Genes can play a role in causing cancer in a number of ways, including via mutations that cause them to function incorrectly or via DNA amplifications whereby there are multiple additional copies of a gene. Normal cells (apart from germ cells) typically have two copies of each gene, but cancer cells often create additional copies of specific cancer-causing genes. For the current study, Dr Rhodes and his colleagues were looking for tumours in which there were five or more copies of a particular gene.
Targeted therapies are aimed at blocking the action of the mutated or amplified genes, "but they are often used without detailed knowledge of the genetic makeup of a patient's tumour," said Dr Rhodes. "The aim of personalised medicine is to understand an individual patient's cancer and select therapies that are most likely to benefit the patient; however, today most patients do not undergo any genetic testing of their tumours. We sought to understand the opportunity to use DNA amplifications, one type of cancer-causing mutation, to select existing targeted therapies that would be most likely to benefit cancer patients.
"We studied 22 genes that are targeted by therapies, either approved or in clinical trials, and found that the targets often show high-level amplifications in small subsets of patients and that particular cancer types show more frequent amplifications, for instance cancers of the brain (21.4% of cases) and breast (23.2% of cases). Our work suggests that some cancer patients should be tested for DNA amplifications and that small subsets of cancer patients harbour specific DNA amplifications that might indicate potential benefit from an existing therapy. We caution that we have not demonstrated that the targeted therapies will benefit all cancer patients with a DNA amplification, but we suspect, given past clinical trials and experimental studies, that some DNA amplifications will be predictive of therapeutic benefit for some patients."
The researchers studied the genes in tumours from 4,086 patients and found 592 significant DNA amplifications in 438 cancer patients, suggesting that 5-10% of cancer patients might be suitable for treatment with an existing targeted therapy. In addition to brain and breast cancers, they found significant amplifications in cancer of the colon (5.8%), lung (5.8%), ovary (4%) and pancreas (3%). They were rare or non-existent in liver cancer, leukaemia and myeloma. As might be expected, amplifications of the HER2 gene were found in breast cancer (13.7% frequency), at which the drug trastuzumab is targeted, but it was also found in small subsets of colorectal (1.3%) and lung (0.9%) cancer patients. There were examples of other gene amplifications occurring in cancers other than those for which targeted therapies had been tested and approved.
The researchers also checked whether the amplifications were ones that were responsible for driving the growth of the various cancers. "We cannot be sure that in each case the DNA amplifications we studied were 'drivers' of cancer, but we can look for clues that the genes are likely to be the drivers," explained Dr Rhodes. "If the amplifications involved small, focal regions of the genome that included only the target or only a few genes, then it is more likely that the target gene was a 'driver'. Also, if the target gene was more frequently amplified and amplified at higher levels than neighbour genes, then again it is more likely that the target gene is the 'driver'. Thus, we examined the regions of amplification around the target genes and the most commonly amplified genes in the region and in almost all cases, our target gene under study was the most commonly and most highly amplified gene in the region."

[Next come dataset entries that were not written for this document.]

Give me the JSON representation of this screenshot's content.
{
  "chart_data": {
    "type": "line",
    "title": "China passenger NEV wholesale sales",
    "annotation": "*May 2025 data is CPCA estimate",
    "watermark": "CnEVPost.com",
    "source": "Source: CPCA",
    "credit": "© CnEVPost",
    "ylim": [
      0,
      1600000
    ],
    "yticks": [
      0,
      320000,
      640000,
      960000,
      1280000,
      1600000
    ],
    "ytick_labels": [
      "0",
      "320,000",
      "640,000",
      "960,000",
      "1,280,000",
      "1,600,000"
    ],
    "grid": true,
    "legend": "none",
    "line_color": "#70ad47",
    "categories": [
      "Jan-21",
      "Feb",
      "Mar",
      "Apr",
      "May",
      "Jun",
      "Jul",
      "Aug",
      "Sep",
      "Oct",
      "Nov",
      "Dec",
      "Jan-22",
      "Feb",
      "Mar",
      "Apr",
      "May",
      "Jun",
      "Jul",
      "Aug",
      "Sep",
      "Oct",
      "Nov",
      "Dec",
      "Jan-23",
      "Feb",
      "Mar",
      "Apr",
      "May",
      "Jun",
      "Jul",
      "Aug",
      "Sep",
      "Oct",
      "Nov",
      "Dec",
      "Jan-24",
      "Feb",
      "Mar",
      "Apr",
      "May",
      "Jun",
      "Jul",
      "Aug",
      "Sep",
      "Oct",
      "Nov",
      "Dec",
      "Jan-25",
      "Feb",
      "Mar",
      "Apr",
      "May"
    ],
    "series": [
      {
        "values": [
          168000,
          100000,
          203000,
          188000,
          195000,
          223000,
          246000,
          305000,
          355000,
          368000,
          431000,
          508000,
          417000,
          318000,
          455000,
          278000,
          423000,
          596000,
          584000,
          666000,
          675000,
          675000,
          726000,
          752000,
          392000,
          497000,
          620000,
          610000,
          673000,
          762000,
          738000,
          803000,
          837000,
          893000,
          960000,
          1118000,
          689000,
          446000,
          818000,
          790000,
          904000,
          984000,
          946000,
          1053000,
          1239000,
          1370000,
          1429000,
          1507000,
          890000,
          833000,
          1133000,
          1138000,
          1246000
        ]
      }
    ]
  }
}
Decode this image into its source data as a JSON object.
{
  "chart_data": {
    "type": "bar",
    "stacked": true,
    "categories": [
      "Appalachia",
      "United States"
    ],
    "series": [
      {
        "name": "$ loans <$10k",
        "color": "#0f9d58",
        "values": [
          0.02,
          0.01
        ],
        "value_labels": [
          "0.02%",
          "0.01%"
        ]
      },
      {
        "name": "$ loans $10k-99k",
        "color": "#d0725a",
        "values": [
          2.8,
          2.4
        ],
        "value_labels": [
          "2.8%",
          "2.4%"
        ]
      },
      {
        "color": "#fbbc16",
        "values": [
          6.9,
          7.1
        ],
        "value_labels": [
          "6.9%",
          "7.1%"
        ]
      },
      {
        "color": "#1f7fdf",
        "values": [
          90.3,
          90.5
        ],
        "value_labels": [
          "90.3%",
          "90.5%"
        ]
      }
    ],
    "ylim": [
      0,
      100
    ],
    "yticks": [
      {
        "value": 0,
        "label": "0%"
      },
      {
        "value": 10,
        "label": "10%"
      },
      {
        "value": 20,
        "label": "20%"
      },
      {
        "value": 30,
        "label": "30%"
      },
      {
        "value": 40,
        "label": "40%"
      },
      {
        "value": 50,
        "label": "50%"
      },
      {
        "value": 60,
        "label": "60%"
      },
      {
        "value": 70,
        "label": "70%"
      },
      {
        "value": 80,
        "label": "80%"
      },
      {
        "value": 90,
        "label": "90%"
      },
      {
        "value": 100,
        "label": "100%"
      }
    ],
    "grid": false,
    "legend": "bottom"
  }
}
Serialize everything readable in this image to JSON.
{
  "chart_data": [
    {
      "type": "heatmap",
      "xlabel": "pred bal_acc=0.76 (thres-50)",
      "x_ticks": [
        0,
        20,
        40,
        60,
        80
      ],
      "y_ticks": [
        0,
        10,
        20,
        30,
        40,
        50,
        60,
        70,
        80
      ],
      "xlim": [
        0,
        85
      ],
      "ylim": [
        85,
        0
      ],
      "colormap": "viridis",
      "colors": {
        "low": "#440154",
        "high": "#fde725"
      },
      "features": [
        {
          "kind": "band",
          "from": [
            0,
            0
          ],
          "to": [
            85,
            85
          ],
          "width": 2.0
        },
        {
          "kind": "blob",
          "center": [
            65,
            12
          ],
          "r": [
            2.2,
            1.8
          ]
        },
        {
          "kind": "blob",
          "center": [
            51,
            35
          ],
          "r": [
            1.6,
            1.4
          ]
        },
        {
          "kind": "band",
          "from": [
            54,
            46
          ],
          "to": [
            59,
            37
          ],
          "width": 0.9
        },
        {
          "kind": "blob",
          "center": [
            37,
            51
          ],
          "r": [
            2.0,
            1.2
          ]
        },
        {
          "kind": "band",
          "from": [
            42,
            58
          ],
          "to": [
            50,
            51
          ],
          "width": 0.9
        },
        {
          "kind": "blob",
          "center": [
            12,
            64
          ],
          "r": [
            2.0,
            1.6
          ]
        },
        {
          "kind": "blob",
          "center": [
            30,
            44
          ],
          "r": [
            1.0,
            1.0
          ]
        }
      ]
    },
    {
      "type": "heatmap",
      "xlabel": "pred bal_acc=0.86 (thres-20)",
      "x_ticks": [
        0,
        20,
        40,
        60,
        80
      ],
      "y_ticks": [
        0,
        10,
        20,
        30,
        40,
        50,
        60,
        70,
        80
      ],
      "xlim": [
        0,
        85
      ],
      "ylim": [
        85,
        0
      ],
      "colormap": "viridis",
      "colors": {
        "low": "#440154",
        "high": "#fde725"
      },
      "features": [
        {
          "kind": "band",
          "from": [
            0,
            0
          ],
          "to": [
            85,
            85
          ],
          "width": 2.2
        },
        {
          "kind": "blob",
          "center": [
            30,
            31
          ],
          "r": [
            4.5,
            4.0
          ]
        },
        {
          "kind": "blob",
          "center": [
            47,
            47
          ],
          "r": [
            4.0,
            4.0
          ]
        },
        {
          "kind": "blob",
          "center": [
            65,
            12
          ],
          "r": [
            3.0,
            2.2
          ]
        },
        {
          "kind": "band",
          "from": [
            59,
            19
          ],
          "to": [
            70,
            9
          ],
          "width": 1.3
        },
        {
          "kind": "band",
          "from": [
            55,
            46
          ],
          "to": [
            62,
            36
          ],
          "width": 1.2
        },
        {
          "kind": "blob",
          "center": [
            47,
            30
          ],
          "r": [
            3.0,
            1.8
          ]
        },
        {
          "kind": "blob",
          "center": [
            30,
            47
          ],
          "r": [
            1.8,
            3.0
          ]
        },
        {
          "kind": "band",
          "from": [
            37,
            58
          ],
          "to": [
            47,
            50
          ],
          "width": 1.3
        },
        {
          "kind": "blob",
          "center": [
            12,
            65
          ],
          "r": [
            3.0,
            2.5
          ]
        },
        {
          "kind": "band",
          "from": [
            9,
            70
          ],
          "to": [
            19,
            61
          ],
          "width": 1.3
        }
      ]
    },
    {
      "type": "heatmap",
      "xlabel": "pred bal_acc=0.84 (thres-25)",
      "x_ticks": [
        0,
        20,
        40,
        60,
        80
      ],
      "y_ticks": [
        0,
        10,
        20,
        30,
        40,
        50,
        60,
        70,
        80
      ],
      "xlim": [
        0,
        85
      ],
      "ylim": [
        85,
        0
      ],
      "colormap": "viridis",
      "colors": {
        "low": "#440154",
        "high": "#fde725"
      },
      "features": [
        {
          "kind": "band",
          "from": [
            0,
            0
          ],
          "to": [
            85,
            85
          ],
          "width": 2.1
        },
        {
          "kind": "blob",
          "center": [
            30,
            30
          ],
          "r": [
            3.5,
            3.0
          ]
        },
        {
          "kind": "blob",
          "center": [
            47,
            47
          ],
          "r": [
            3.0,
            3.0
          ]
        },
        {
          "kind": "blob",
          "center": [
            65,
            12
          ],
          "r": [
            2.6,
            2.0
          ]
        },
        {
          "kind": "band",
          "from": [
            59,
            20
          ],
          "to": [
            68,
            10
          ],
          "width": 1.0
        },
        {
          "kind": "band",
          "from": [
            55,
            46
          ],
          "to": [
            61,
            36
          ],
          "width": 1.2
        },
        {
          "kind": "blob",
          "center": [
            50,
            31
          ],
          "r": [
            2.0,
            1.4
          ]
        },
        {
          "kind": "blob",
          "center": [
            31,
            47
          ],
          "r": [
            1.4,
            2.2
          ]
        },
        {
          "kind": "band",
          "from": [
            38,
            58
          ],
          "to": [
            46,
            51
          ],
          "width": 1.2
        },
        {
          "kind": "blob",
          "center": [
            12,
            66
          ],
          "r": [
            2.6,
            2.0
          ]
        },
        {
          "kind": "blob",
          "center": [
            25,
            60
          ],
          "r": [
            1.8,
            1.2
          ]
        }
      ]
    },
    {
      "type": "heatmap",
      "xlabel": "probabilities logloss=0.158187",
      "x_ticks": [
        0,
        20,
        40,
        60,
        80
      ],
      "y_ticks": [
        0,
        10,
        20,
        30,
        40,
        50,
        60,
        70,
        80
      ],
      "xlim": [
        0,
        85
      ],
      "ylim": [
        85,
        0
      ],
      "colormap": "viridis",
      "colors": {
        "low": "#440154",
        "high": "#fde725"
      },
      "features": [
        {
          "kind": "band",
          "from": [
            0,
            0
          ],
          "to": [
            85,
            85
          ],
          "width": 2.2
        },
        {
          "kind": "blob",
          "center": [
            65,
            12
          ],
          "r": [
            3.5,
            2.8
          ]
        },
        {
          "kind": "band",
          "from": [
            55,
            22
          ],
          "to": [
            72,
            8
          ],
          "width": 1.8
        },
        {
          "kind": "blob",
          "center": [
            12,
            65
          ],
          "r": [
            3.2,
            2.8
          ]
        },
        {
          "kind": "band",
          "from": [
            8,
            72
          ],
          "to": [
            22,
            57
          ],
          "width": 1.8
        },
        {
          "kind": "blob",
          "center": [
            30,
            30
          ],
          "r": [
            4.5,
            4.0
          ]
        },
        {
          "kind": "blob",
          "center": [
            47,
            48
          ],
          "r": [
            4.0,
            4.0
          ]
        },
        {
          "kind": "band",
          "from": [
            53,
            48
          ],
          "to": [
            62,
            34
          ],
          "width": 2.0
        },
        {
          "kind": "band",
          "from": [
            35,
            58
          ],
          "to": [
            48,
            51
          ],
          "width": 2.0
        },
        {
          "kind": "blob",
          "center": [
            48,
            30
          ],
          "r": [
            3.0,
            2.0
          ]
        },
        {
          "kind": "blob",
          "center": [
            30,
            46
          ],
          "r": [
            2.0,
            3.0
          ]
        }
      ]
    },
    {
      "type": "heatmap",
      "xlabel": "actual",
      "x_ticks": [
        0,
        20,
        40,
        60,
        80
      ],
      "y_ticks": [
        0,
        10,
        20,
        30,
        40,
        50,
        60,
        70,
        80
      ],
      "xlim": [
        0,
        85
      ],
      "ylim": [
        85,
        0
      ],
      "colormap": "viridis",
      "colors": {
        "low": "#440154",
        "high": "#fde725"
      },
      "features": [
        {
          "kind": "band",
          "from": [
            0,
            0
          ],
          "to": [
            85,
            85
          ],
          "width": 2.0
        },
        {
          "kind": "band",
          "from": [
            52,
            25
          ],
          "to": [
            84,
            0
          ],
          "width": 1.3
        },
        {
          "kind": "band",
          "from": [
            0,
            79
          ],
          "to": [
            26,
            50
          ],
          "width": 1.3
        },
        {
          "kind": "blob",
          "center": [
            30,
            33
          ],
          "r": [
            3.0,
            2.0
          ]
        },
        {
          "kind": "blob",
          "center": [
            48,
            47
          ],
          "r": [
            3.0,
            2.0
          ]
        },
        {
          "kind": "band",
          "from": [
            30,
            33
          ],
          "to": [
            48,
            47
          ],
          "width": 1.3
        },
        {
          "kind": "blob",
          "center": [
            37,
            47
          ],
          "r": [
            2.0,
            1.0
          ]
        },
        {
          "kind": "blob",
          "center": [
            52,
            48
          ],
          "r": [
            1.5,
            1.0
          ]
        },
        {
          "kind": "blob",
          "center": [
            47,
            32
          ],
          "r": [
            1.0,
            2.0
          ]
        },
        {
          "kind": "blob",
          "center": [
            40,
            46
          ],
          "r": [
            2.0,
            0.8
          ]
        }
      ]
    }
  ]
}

Dr Rhodes concluded: "We envision our work motivating a DNA amplification-guided clinical trial that would test advanced cancer patients for DNA amplification of all relevant targets and then partition patients into treatment arms based on their particular amplification. Such an effort would be costly and could require hundreds of patients; however, our study provides the basis and the frequencies of amplifications that could be expected. We hope that this work will motivate clinicians to consider such an approach."